Lorsqu’Afshan Jafar est arrivée à l’Ohio Wesleyan University en tant qu’étudiante de premier cycle en 1995, elle s’est inscrite avec enthousiasme à divers cours, notamment les classiques, la danse, l’économie, la philosophie et la sociologie. En tant qu’étudiante internationale originaire du Pakistan, elle a trouvé l’offre fascinante, mais c’est un cours de 8 h 30 intitulé « Introduction à la sociologie » qui l’a le plus intriguée.

« Le cours m’a facilité la transition d’une culture à une autre et m’a aidé à comprendre nos différences. Cela m’a aidée à replacer mon expérience individuelle dans un contexte plus large », a-t-elle déclaré. Vérité. « La sociologie va du micro au macro et nous permet d’examiner les problèmes sociaux ou les situations sociales sous de multiples points de vue. Je pense que c’est pour cela que le peloton est si menaçant pour l’aile droite. La sociologie offre un moyen d’évaluer les problèmes structurels, nous permettant de voir au-delà des échecs individuels ou des difficultés individuelles.

Plusieurs décennies plus tard, Jafar est désormais président du département de sociologie du Connecticut College et a été coprésident d’un comité de sept membres de l’Association américaine des professeurs d’université (AAUP) qui a évalué l’impact de l’attaque du gouverneur républicain Ron DeSantis. sur l’enseignement supérieur public dans le Sunshine State.

Leurs conclusions ont été publiées en décembre 2023 et concluent que « la liberté académique, la titularisation et la gouvernance partagée dans les collèges et universités publics de Floride sont actuellement confrontées à une attaque politique et idéologique sans précédent dans l’histoire des États-Unis qui, si elle se maintient, menace la survie même d’un enseignement supérieur significatif. »

Cet assaut, bien sûr, a commencé en 2019, lorsque DeSantis est devenu gouverneur, mais jusqu’à récemment, il s’était principalement concentré sur les programmes K-12. En plus de restreindre ce qui peut être enseigné et de restreindre ce que les enseignants des écoles publiques peuvent discuter dans leurs classes, le vaste programme éducatif de l’administration a inclus des interdictions de livres à grande échelle ; des projets de loi interdisant les soins médicaux d’affirmation de genre pour les mineurs ; une législation interdisant l’utilisation du nom et des pronoms préférés d’un élève par les enseignants et le personnel de l’école ; des factures de toilettes qui limitent le nombre de personnes autorisées à utiliser les installations réservées aux hommes et aux femmes ; et un programme pilote, le Florida Civic Seal of Excellence, une initiative de 45 millions de dollars qui offre aux instructeurs de la maternelle à la 12e année une allocation de 3 000 dollars pour suivre un cours en ligne de 55 heures développé par le conservateur chrétien Hillsdale College et la Heritage Foundation de droite. Le but de la classe est de permettre aux enseignants du primaire et du secondaire de « semer les graines de la liberté » chez leurs élèves – un objectif de « pro-patriotisme » qui n’a jamais été concrètement défini.
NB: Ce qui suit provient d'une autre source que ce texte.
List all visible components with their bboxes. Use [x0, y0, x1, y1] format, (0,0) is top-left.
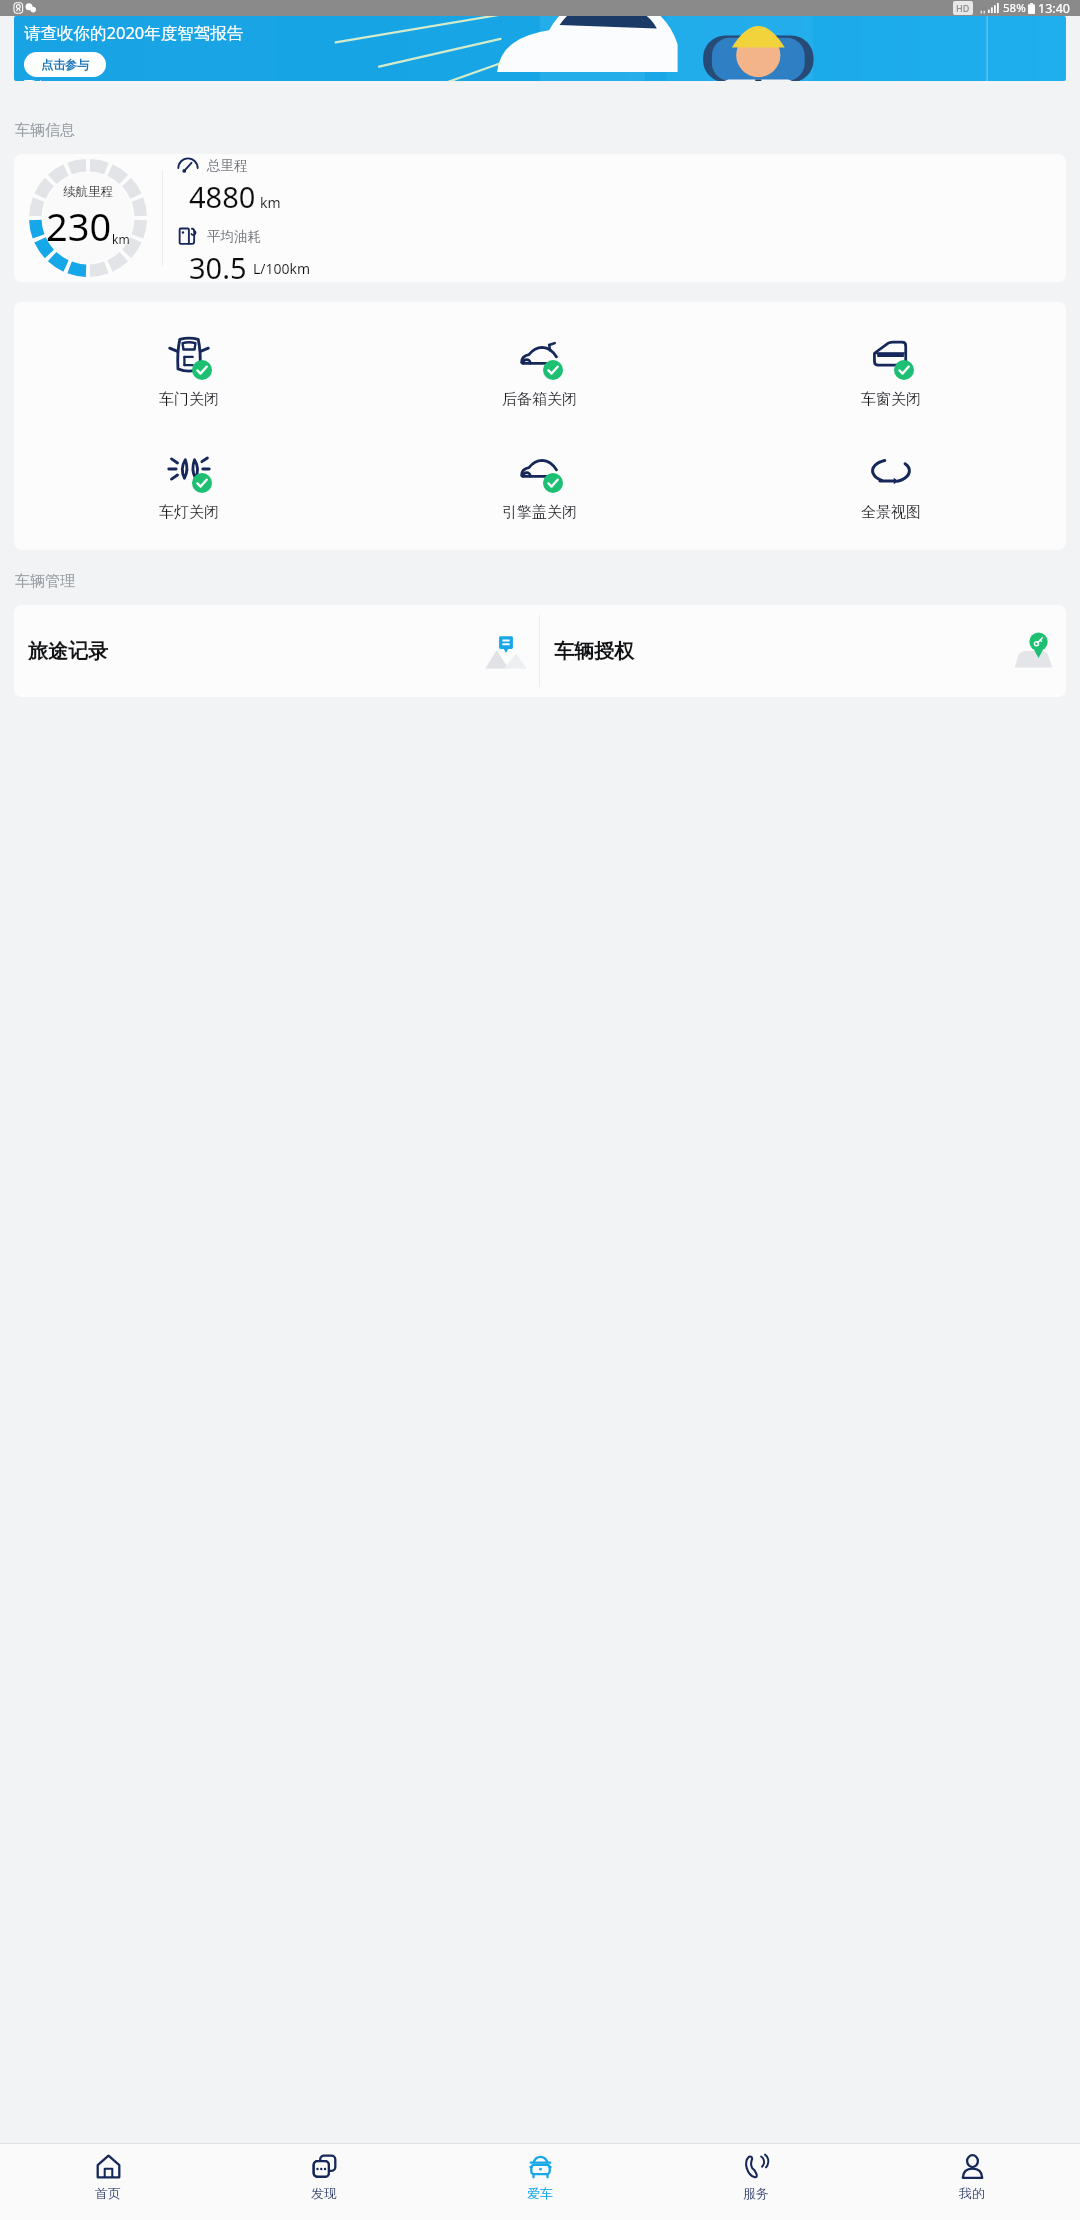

À ce jour, plus de 11 000 enseignants de Floride ont suivi ce cours.

Mais en plus de sa fixation sur l’enseignement primaire et secondaire, l’administration DeSantis a maintenant tenté de restreindre ce qui est proposé dans les 40 collèges et universités publics de deux et quatre ans de l’État. La première étape a été annoncée par le commissaire à l’enseignement supérieur de Floride, Manny Diaz Jr., un allié de DeSantis, qui a signalé que les principes de sociologie étaient supprimés des cinq classes de base nécessaires à l’obtention d’un diplôme dans les collèges publics de l’État.

« La sociologie offre un moyen d’évaluer les problèmes structurels, nous permettant de voir au-delà des échecs individuels ou des difficultés individuelles. »

Bien que le cours soit toujours proposé au choix, Diaz a clairement indiqué que tous les cours de base doivent se conformer à une loi de l’État de 2023 qui interdit les contenus qui enseignent que « le racisme systémique, le sexisme, l’oppression et les privilèges sont inhérents aux institutions des États-Unis ». ou qui insinuent que ces facteurs jouent un rôle dans les inégalités économiques, politiques ou sociales persistantes dans notre société.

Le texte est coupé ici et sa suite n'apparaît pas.